Which prognostic factors in mCRC are most important for clinicians to be aware of?
A huge number of factors are of relevance in mCRC. As already mentioned above, presence of a BRAF-V600E mutation and MSI-H/dMMR means poor prognosis. Presence of a RAS mutation also means worse prognosis compared to when the tumour is neither BRAF nor (K)RAS mutated (double wild-type) although this difference is not pronounced. Since BRAF-mutations and MSI-H7Dmmr are much more common in right-sided colon cancers than in left-sided or in rectal cancers, right-sided primaries do worse. It is a matter of debate if sidedness is prognostic beyond the molecular properties. Multiple other factors are as relevant as the mentioned molecular factors. Patient properties, e.g., age, general health, presence of co-morbidities are of major relevance for whether treatment is possible and what treatment is most appropriate. Performance status is a good marker of tumour burden and the possibilities to respond and survival.
Which new tools/actions will lead to improvements for patients with mCRC during the next 5–10 years according to you?
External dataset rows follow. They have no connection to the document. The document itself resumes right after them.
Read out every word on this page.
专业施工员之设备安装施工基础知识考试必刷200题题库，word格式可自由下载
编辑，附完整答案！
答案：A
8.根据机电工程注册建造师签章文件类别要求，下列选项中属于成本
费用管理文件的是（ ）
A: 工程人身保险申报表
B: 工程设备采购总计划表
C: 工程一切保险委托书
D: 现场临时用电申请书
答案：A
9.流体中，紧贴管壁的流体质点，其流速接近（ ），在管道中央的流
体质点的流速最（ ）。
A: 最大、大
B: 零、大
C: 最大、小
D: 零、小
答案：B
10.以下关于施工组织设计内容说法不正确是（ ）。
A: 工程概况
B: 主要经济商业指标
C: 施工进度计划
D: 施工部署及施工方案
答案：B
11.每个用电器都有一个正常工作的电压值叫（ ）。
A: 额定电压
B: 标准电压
The use of local procedures, chiefly surgery but also several locally ablative procedures, are of great relevance for the outcome in many patients where the extent of the disease is not extensive. Although the use of “oncosurgery” has markedly increased during the past 2 decades, it is probably still not appropriately utilized. More qualified multidisciplinary team evaluations, possibly also centralized, are probably of great importance to maximise the chances of favourable outcomes but also to create equal opportunities for all patients wherever they live. It is repeatedly noted that only a limited proportion of eligible patients are included in clinical trials. Improving trial participation and also running pragmatic trials answering important strategic questions will, besides testing new promising compounds, contribute to improvements.
Is there anything additional that you would like to highlight regarding mCRC?
The discrepancies in outcome between what is reported in clinical trials and what is seen in the background population must be better recognized. It is no longer appropriate to state in reviews and guidelines that a newly diagnosed patient with mCRC can expect to live for at least 30 months.
The statement is true for some, but only for the fittest patients with a favourable molecular profile of their tumour.